Mark Welch, J. & others (2016). Biogeography of a human oral microbiome at the micron scale. Proc Natl Acad Sci U S A 113, E791–E800.
Mark Welch, J. & others (2017). Spatial organization of a model 15-member human gut microbiota established in gnotobiotic mice. Proc Natl Acad Sci U S A 114, E9105–E9114.
Propheter, D. & Hooper, L. (2015). Bacteria come into focus: new tools for visualizing the microbiota. Cell Host & Microbe 18, 392–394.
Jessica Mark Welch
Josephine Bay Paul Center for Comparative Molecular Biology and Evolution, Marine Biological Laboratory, 7 MBL Street, Woods Hole, MA 02543, USA
Jessica Mark Welch is an Associate Scientist at the Marine Biological Laboratory in Woods Hole, Massachusetts. In addition to her work as a scientist, she serves as host to a varied and structurally complex community of microbes.
Does seeing the structure of these microbial communities change how we think about them?
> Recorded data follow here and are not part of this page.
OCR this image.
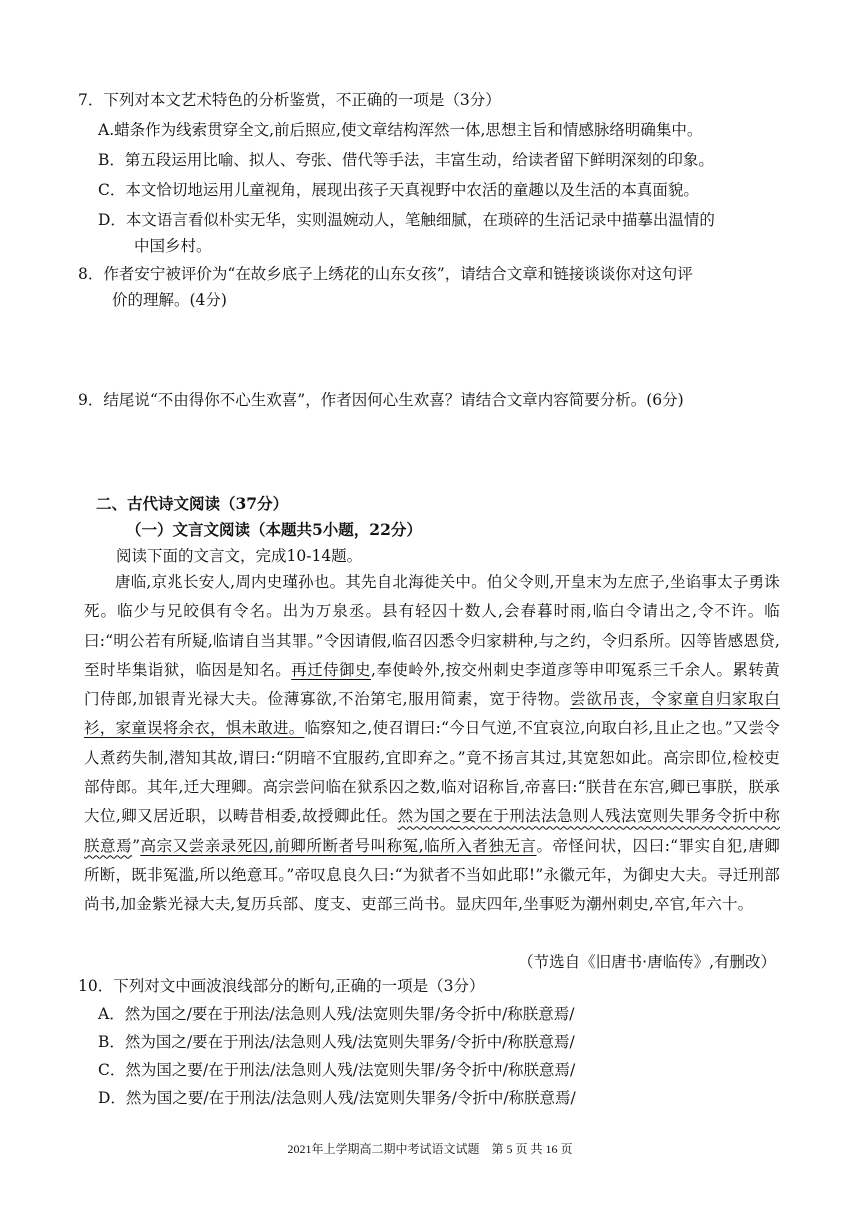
7．下列对本文艺术特色的分析鉴赏，不正确的一项是（3分）
A.蜡条作为线索贯穿全文,前后照应,使文章结构浑然一体,思想主旨和情感脉络明确集中。
B．第五段运用比喻、拟人、夸张、借代等手法，丰富生动，给读者留下鲜明深刻的印象。
C．本文恰切地运用儿童视角，展现出孩子天真视野中农活的童趣以及生活的本真面貌。
D．本文语言看似朴实无华，实则温婉动人，笔触细腻，在琐碎的生活记录中描摹出温情的
中国乡村。
8．作者安宁被评价为“在故乡底子上绣花的山东女孩”，请结合文章和链接谈谈你对这句评
价的理解。(4分)
9．结尾说“不由得你不心生欢喜”，作者因何心生欢喜？请结合文章内容简要分析。(6分)
二、古代诗文阅读（37分）
（一）文言文阅读（本题共5小题，22分）
阅读下面的文言文，完成10-14题。
唐临,京兆长安人,周内史瑾孙也。其先自北海徙关中。伯父令则,开皇末为左庶子,坐谄事太子勇诛死。临少与兄皎俱有令名。出为万泉丞。县有轻囚十数人,会春暮时雨,临白令请出之,令不许。临曰:“明公若有所疑,临请自当其罪。”令因请假,临召囚悉令归家耕种,与之约，令归系所。囚等皆感恩贷,至时毕集诣狱，临因是知名。再迁侍御史,奉使岭外,按交州刺史李道彦等申叩冤系三千余人。累转黄门侍郎,加银青光禄大夫。俭薄寡欲,不治第宅,服用简素，宽于待物。尝欲吊丧，令家童自归家取白衫，家童误将余衣，惧未敢进。临察知之,使召谓曰:“今日气逆,不宜哀泣,向取白衫,且止之也。”又尝令人煮药失制,潜知其故,谓曰:“阴暗不宜服药,宜即弃之。”竟不扬言其过,其宽恕如此。高宗即位,检校吏部侍郎。其年,迁大理卿。高宗尝问临在狱系囚之数,临对诏称旨,帝喜曰:“朕昔在东宫,卿已事朕，朕承大位,卿又居近职，以畴昔相委,故授卿此任。然为国之要在于刑法法急则人残法宽则失罪务令折中称朕意焉”高宗又尝亲录死囚,前卿所断者号叫称冤,临所入者独无言。帝怪问状，囚曰:“罪实自犯,唐卿所断，既非冤滥,所以绝意耳。”帝叹息良久曰:“为狱者不当如此耶!”永徽元年，为御史大夫。寻迁刑部尚书,加金紫光禄大夫,复历兵部、度支、吏部三尚书。显庆四年,坐事贬为潮州刺史,卒官,年六十。
（节选自《旧唐书·唐临传》,有删改）
10．下列对文中画波浪线部分的断句,正确的一项是（3分）
A．然为国之/要在于刑法/法急则人残/法宽则失罪/务令折中/称朕意焉/
B．然为国之/要在于刑法/法急则人残/法宽则失罪务/令折中/称朕意焉/
C．然为国之要/在于刑法/法急则人残/法宽则失罪/务令折中/称朕意焉/
D．然为国之要/在于刑法/法急则人残/法宽则失罪务/令折中/称朕意焉/
2021年上学期高二期中考试语文试题　第 5 页 共 16 页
We know that different kinds of plaque coexist in the mouth and have different properties – for example, that plaque rich in filaments is more likely to form dental calculus than plaque rich in cocci. But whether the presence of either type of plaque makes the preservation of health, or a possible transition to disease, more likely we do not yet know. FISH and imaging, however, can sharpen our questions, focus our attention, and point out promising avenues for targeted investigation to define the role of the microbiome and its different conformations in healthy people.
What next?
I hope that the hedgehog is only the first in a long line of complex spatial structures we will discover with CLASI-FISH, so that we can begin to understand the common principles underlying diverse structures. Other fluorescence microscopy techniques provide exciting complementary approaches. As well as being used to identify cells, FISH can be tuned to detect single-copy genes and gene expression, moving us closer to an understanding of how individual microbes and the community as a whole react to changing conditions. Live imaging at high resolution provides an exciting window into community dynamics. All of these methods contribute toward the goal of being able to understand, predict, model, and manipulate the function of these complex and beautiful microbial communities.
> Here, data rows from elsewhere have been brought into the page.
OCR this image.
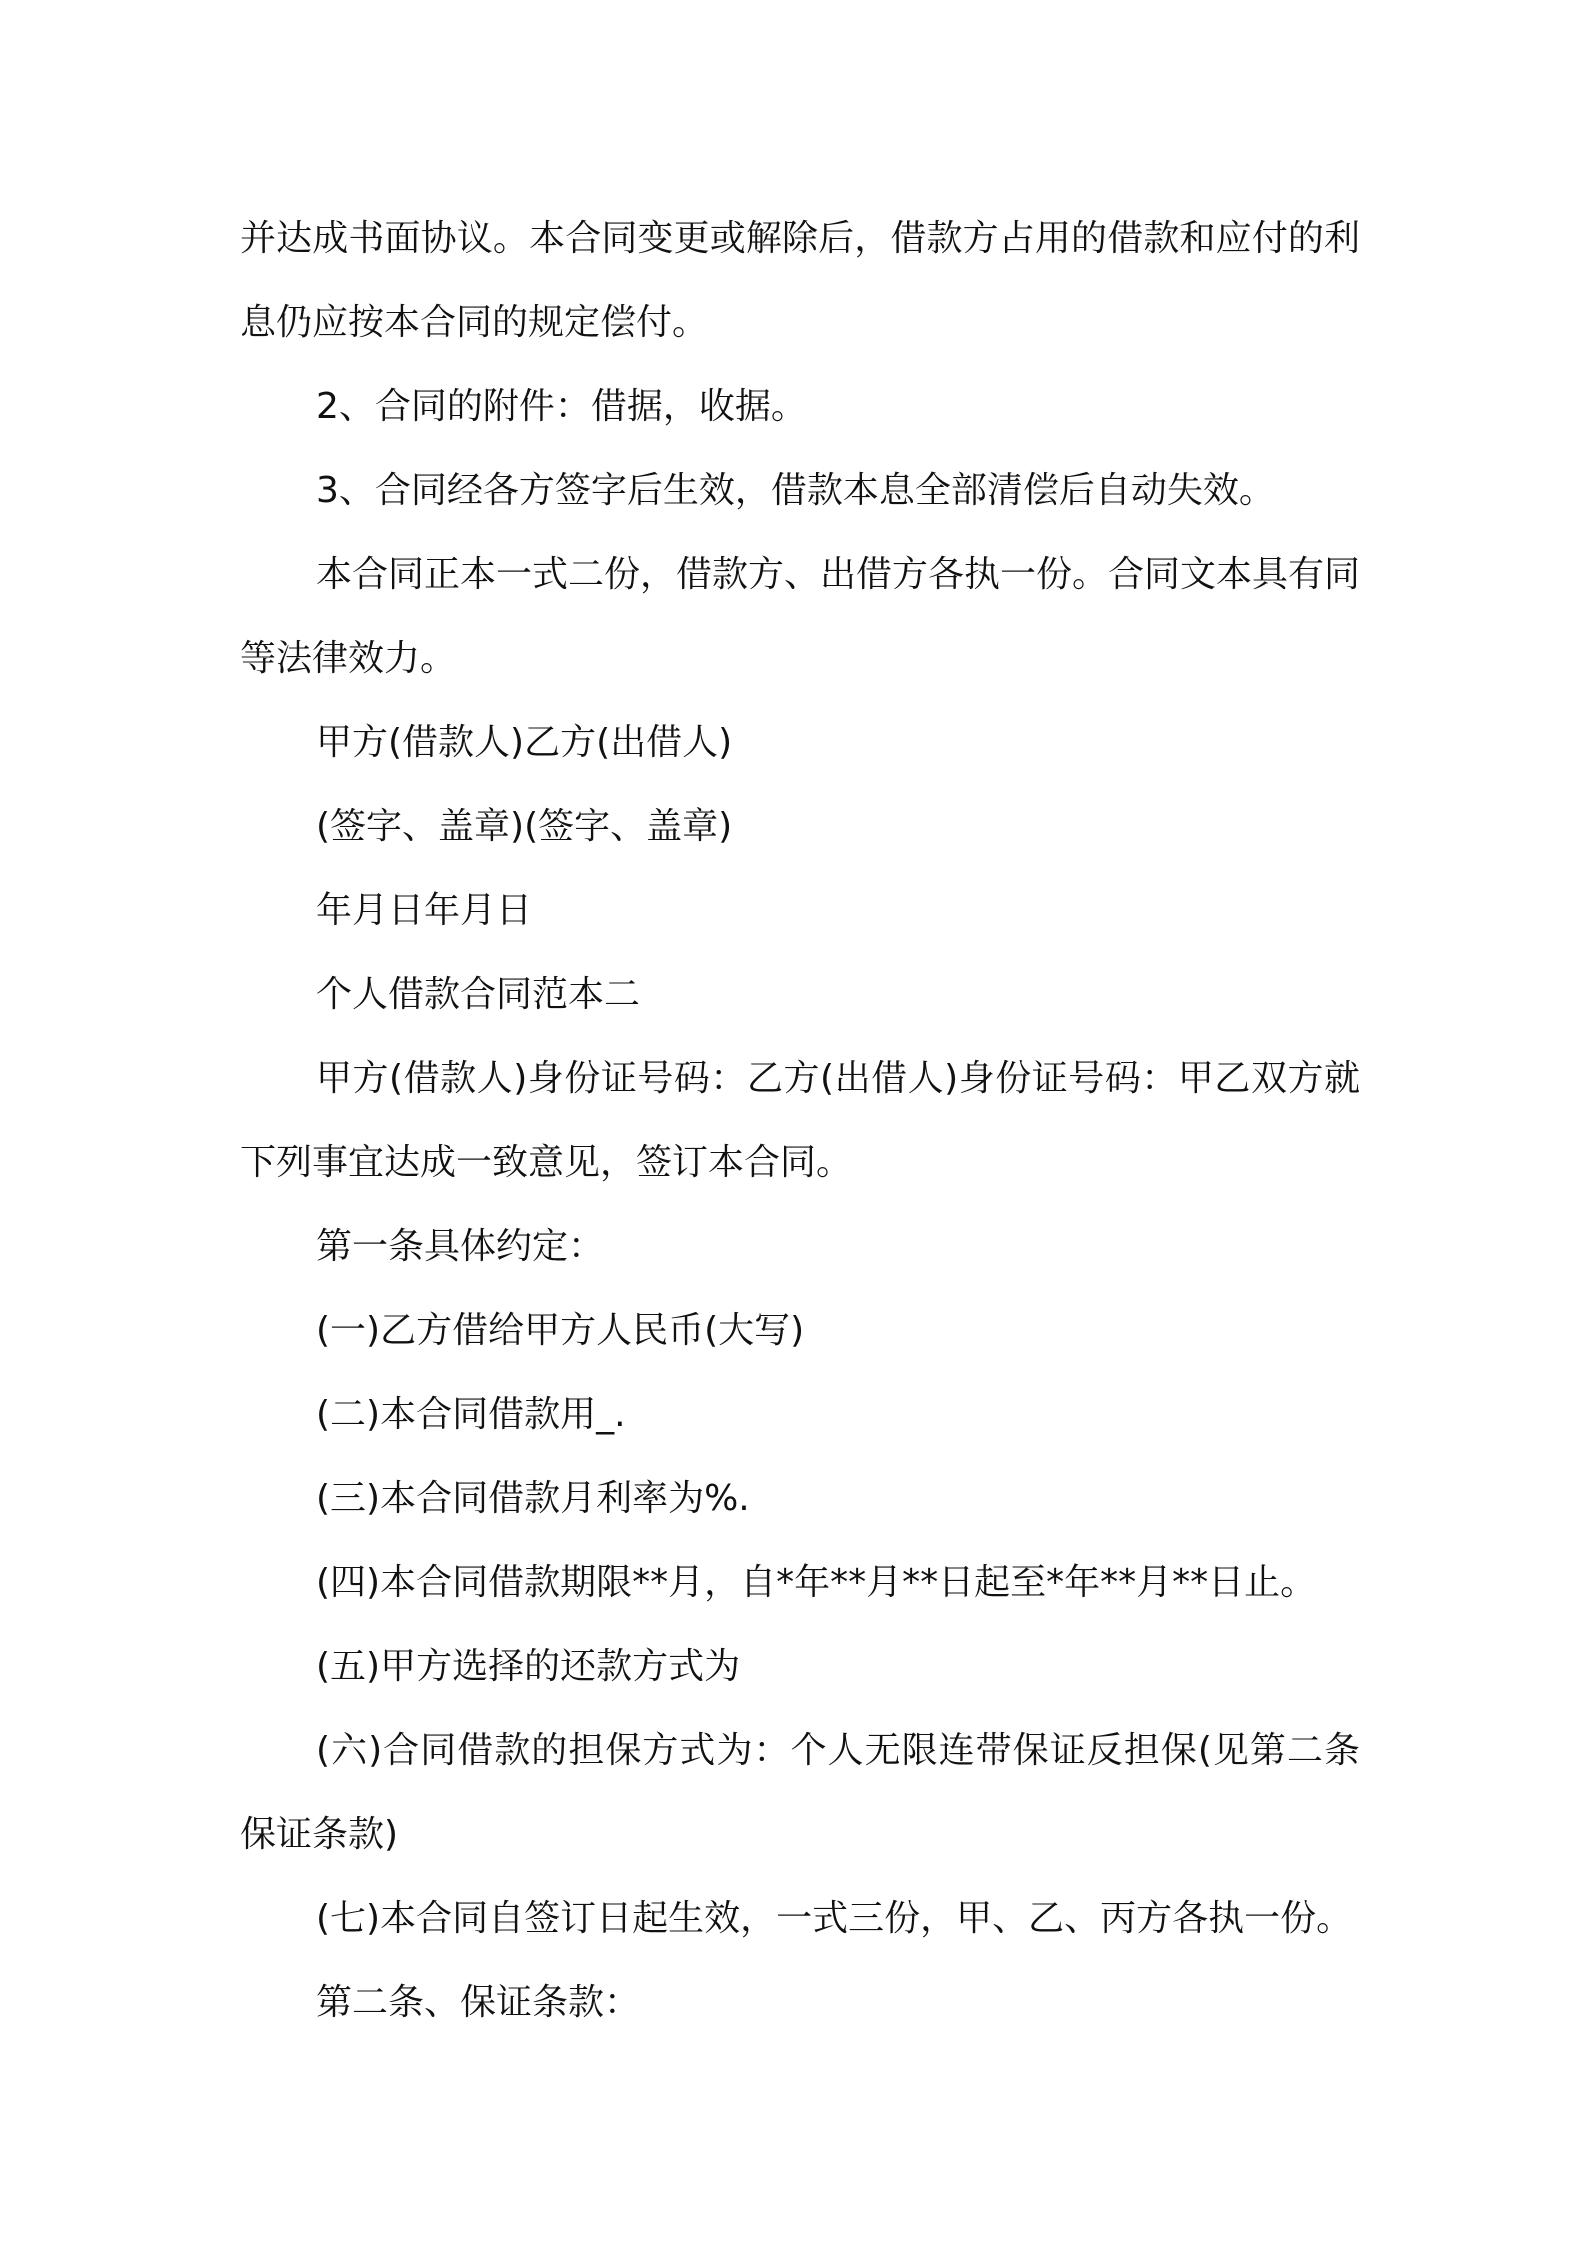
并达成书面协议。本合同变更或解除后，借款方占用的借款和应付的利息仍应按本合同的规定偿付。

2、合同的附件：借据，收据。

3、合同经各方签字后生效，借款本息全部清偿后自动失效。

本合同正本一式二份，借款方、出借方各执一份。合同文本具有同等法律效力。

甲方(借款人)乙方(出借人)

(签字、盖章)(签字、盖章)

年月日年月日

个人借款合同范本二

甲方(借款人)身份证号码：乙方(出借人)身份证号码：甲乙双方就下列事宜达成一致意见，签订本合同。

第一条具体约定：

(一)乙方借给甲方人民币(大写)

(二)本合同借款用_.

(三)本合同借款月利率为%.

(四)本合同借款期限**月，自*年**月**日起至*年**月**日止。

(五)甲方选择的还款方式为

(六)合同借款的担保方式为：个人无限连带保证反担保(见第二条保证条款)

(七)本合同自签订日起生效，一式三份，甲、乙、丙方各执一份。

第二条、保证条款：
Images: The first, thumbnail image shows how bacteria form distinctive, organised structures in human dental plaque. The second depicts the radial organisation of bacteria in a 'hedgehog' structure from dental plaque. The third image demonstrates the mixed organisation of bacteria in the mouse colon, and the final image shows the 'corncob' structures from dental plaque. All images by Jessica March Welch.